The Lisbon Syndrome by Eduardo Sánchez Rugeles
New York. Turtle Point Press. 2022. 173 pages.
EDUARDO SÁNCHEZ RUGELES has had the misfortune of watching his country of origin, Venezuela, descend into an endless nightmare of political persecution and economic hardship under the authoritarian rule of Hugo Chávez and his successors. Born in 1977 in Caracas, Sánchez Rugeles studied literature and philosophy in his homeland before completing master’s degrees in literature and Latin American studies at universities in Madrid, where he currently resides and works as a writer of fiction and filmscripts. The Lisbon Syndrome, Paul Filev’s fine English translation of Sánchez Rugeles’s most recent novel, reflects his life experiences, studies, and profound preoccupation with the ongoing tragedy that has destroyed the dreams and lives of many of his compatriots.
The novel’s main protagonist, Fernando Morales, is a literature teacher in Caracas who offers his students the opportunity to work in community theater, an activity made possible by the generous patronage of Moreira, an elderly man who emigrated from Portugal to Venezuela as a youth to create a new life for himself in a country that was at the time a land of opportunity. We learn Fernando is also going through a separation from his wife, Tatiana, whom he still loves despite her infidelity, and that Moreira’s wife died from a hereditary degenerative disease.
In the novel’s present, political repression has increased, with protesters, many of whom are students, being tortured, killed, and incarcerated by the government’s henchmen, and the people are losing all hope for a brighter future. Fernando’s theater group is an oasis for the young people he works with, offering them a way to express themselves and to vent their frustrations with the monstrous reality they are facing, which also includes the ongoing pandemic.
Meanwhile, on the other side of the Atlantic, a natural disaster has occurred: a meteor strike has completely obliterated the city of Lisbon. In the context of these tragic natural and human-made disasters, Morales and Moreira share their stories with each other in first person, exploring the meaning of their losses and suffering. Asserting that his destroyed country lives on in its literature, Moreira cites many Portuguese writers and their works as he tries to bring some light to Fernando’s life.
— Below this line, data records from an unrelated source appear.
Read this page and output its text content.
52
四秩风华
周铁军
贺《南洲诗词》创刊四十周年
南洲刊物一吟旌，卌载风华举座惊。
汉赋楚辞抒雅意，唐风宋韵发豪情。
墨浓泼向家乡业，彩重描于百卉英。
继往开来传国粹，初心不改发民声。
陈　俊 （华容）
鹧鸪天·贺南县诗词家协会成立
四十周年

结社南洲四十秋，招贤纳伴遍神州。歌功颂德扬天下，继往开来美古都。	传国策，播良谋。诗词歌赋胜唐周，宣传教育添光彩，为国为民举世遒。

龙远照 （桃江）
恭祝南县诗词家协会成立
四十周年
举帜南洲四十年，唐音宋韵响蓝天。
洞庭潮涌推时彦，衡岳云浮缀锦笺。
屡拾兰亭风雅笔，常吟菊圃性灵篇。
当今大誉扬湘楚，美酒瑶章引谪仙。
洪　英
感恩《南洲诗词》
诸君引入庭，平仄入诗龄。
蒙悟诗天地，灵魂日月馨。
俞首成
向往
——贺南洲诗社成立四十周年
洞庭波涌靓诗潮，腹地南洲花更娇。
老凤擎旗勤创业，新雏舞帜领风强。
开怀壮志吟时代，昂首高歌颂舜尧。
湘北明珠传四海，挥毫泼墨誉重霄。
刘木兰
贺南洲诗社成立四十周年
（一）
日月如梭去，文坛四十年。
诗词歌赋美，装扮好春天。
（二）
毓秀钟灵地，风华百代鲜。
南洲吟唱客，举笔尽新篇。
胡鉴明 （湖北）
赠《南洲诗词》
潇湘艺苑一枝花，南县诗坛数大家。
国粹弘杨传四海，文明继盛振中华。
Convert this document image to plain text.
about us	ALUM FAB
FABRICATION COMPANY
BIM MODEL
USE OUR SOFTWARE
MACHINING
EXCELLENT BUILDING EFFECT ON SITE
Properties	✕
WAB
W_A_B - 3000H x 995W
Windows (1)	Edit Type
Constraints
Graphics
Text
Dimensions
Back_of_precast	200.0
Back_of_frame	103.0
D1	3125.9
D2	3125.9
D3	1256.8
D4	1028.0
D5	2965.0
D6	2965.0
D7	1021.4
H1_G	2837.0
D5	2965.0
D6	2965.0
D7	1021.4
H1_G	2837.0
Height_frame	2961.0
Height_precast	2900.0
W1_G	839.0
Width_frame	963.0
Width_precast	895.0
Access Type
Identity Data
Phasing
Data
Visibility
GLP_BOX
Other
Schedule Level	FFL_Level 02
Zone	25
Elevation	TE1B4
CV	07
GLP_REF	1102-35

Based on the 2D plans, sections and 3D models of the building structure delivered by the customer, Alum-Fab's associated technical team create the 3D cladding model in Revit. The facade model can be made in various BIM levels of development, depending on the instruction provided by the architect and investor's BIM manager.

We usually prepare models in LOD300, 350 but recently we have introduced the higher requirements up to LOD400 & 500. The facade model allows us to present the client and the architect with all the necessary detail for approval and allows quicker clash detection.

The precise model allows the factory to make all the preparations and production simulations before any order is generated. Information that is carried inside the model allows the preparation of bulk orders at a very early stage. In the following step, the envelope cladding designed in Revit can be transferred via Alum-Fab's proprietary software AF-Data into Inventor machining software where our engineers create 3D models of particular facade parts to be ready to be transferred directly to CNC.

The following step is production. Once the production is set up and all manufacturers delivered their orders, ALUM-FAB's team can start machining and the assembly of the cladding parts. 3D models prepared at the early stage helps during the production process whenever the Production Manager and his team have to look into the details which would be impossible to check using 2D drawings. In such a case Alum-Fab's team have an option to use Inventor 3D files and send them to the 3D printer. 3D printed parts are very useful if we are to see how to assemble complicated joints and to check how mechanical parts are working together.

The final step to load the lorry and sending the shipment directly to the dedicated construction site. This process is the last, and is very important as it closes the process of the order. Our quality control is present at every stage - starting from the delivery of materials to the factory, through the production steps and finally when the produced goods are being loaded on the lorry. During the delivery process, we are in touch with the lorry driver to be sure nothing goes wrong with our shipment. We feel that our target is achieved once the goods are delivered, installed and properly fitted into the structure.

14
Sánchez Rugeles has characterized this novel as his work that is most engaged with the struggle for freedom in Venezuela. Despite its dystopian vision of the present, the novel celebrates, through the words of Moreira, the power of stories to raise our awareness of the value of life in the midst of tragedies: “They open our eyes to the fact that, in the infinite darkness of the universe, we enjoy the privilege of the senses, of awareness, of health, of a beating heart, and that with all these things, it is more than enough to have a good life.” The author’s skillful weaving together of the experiences and perspectives of his two main characters is suspenseful, and his novel offers many surprises right up to the end.